Le père paret : christian bobin bibliographie
l'organisation des cathédrales en france
La loi du 17 avril 1906 et le décret du 4 juil 1912 ont remis la charge des 87 grandes églises à le secrétariat de État à les beaux-arts, devenu ministère de la tradition et de la communication. Cette possession se étend à l'ensemble des dépendances immobilières et à l'ensemble des immeubles par destination et des mobilier les garnissant. Le cadre judiciaire de l'aménagement interne des grandes églises fut étudié par pierre-laurent frier, professeur à l'université de paris i ( panthéon-sorbonne ) , ancien directeur des études du École nationale du patrimoine3 ; et la compétence du conseil municipal à le sujet des paroisses et à les biens qui y ont été mis en place fut traitée par marie-christine rouault, doyen de la faculté des sciences réglementaires, politiques et humaines de lille ii4 à partir de l'abandon du 4 novembre 1994 du conseil de État.

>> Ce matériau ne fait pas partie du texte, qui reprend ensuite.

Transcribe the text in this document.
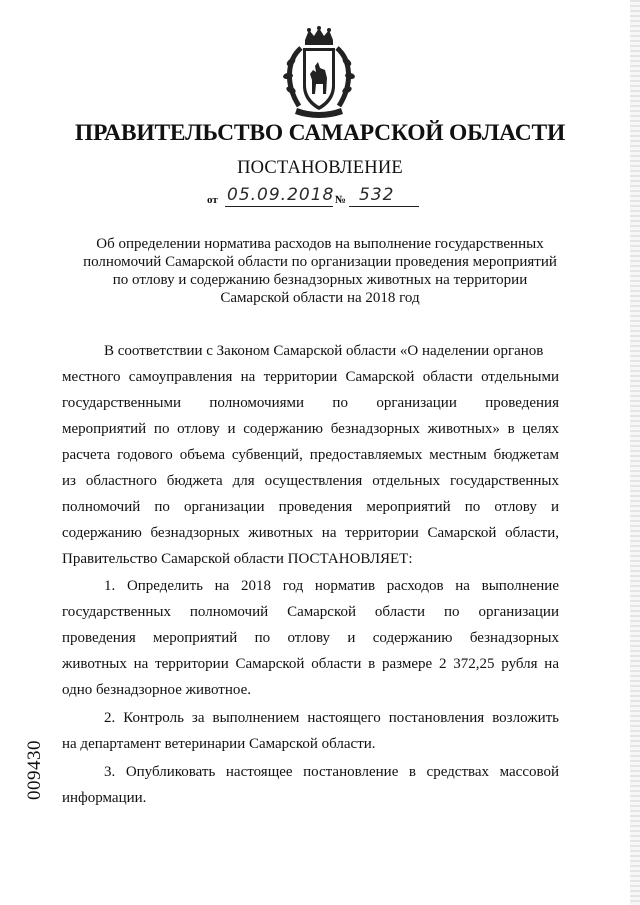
ПРАВИТЕЛЬСТВО САМАРСКОЙ ОБЛАСТИ
ПОСТАНОВЛЕНИЕ
от 05.09.2018 № 532
Об определении норматива расходов на выполнение государственных
полномочий Самарской области по организации проведения мероприятий
по отлову и содержанию безнадзорных животных на территории
Самарской области на 2018 год
В соответствии с Законом Самарской области «О наделении органов
местного самоуправления на территории Самарской области отдельными
государственными полномочиями по организации проведения
мероприятий по отлову и содержанию безнадзорных животных» в целях
расчета годового объема субвенций, предоставляемых местным бюджетам
из областного бюджета для осуществления отдельных государственных
полномочий по организации проведения мероприятий по отлову и
содержанию безнадзорных животных на территории Самарской области,
Правительство Самарской области ПОСТАНОВЛЯЕТ:
1. Определить на 2018 год норматив расходов на выполнение
государственных полномочий Самарской области по организации
проведения мероприятий по отлову и содержанию безнадзорных
животных на территории Самарской области в размере 2 372,25 рубля на
одно безнадзорное животное.
2. Контроль за выполнением настоящего постановления возложить
на департамент ветеринарии Самарской области.
3. Опубликовать настоящее постановление в средствах массовой
информации.
009430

La cathédrale saint-Étienne de toul est à la charge de la commune, le diocèse ayant été migré à nancy et à sa cathédrale avant la loi de 1906. La cathédrale notre-dame de l'havre fut promue en 1974 ( date de réalisation de la paroisse de l'havre ) , ainsi la cathédrale est gérée par la mairie de l'havre. La cathédrale d'evry, réalisée ultérieurement à la loi de séparation des Églises et du gouvernement, est la propriété du diocèse qui a donc en charge sa maintenance et son utilisation
tournant
Depuis le point de départ et jusque à le xve siècle, dans tous les pays chrétiens, le local de la paroisse était propre à une prière communautaire dirigée vers l'est. Car l'attente du soleil levant ( symbole du christ ressuscité ) est un trait essentiel de la prière et de la spiritualité chrétiennes. Aujourd'hui cette tradition est maintenue dans le Église d'orient. De même, le soleil signifie d'abord lumière et clarté extrême (. . . ) et selon saint eusèbe d'alexandrie, les catholiques jusque à le ve siècle aimaient dieu la figure orienté vers le soleil levant. Le soleil montant est bien entendu assez régulièrement comparé à un oiseau. Le mazdéisme assimile le soleil à un coq qui annonce le lever du jour, et nos clochers chrétiens emportent encore cet oiseau qui constitue la vigilance du âme en attendant la seconde débarquée du christ, l'apparition de la grande aurore1. Le coq est bien entendu souvent représenté avec les accessoires de la passion.